En RDC, le dernier rapport de situation de l’Institut national de santé publique fait état de 1 203 cas confirmés et 321 décès au 25 juin, dans trois provinces désormais touchées.
Le CDC a également évoqué le cas d’un soignant humanitaire contaminé sur le terrain et aujourd’hui isolé en France, sans transmission communautaire constatée à ce jour. L’agence américaine maintient que le risque pour les États-Unis reste faible.
Un signal interne, pas une alerte au public
Contrairement à ce que son nom pourrait suggérer, le passage au « niveau 1 » n’est pas une alerte sanitaire adressée à la population. C’est une procédure interne au CDC qui détermine le degré de mobilisation de l’agence elle-même.
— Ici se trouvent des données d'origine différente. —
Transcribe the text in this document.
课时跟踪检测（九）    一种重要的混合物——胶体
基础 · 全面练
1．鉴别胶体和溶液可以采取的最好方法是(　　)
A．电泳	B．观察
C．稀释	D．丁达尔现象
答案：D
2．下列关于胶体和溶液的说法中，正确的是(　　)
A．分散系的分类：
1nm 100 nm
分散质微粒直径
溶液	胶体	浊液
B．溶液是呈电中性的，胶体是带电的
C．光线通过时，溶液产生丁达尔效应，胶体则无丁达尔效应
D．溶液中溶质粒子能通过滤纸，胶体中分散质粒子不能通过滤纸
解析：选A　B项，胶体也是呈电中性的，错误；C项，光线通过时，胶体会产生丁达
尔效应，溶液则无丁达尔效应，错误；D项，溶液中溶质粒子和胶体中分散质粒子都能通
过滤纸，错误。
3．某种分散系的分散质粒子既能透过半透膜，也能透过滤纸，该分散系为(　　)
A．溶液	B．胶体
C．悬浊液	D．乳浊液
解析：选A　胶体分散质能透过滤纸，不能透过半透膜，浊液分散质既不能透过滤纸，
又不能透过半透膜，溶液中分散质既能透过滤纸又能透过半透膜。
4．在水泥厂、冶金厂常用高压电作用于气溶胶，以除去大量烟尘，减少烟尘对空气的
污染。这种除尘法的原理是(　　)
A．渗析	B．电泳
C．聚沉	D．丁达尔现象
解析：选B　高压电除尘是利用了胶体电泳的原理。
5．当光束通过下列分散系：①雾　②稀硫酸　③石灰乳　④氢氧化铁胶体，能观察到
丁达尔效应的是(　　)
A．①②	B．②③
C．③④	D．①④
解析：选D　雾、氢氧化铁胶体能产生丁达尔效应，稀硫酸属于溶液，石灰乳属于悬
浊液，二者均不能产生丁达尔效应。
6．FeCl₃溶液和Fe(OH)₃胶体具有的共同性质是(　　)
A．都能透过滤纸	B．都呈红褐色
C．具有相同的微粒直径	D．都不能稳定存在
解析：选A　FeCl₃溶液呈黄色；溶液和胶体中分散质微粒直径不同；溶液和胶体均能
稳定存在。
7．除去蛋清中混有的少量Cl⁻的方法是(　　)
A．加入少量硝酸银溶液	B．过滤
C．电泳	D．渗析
Interrogé lors d’une téléconférence avec la presse internationale, le docteur Satish Pillai qui dirige la riposte Ebola du CDC, l’a décrit comme « un ordre de mobilisation maximale du personnel et des ressources », à l’échelle de l’ensemble de l’agence et non plus seulement de l’équipe, jusqu’ici dédiée à cette épidémie.
Interrogé sur le nombre de personnes que ce relèvement allait mobiliser, Dr Satish Pillai a indiqué que le chiffre exact « variera en fonction de l’évolution de l’épidémie », mais que l’agence aura désormais « accès au personnel de toute l’agence ». Selon lui, ce geste vise aussi, en interne, à montrer que la direction du CDC « prend la situation au sérieux ».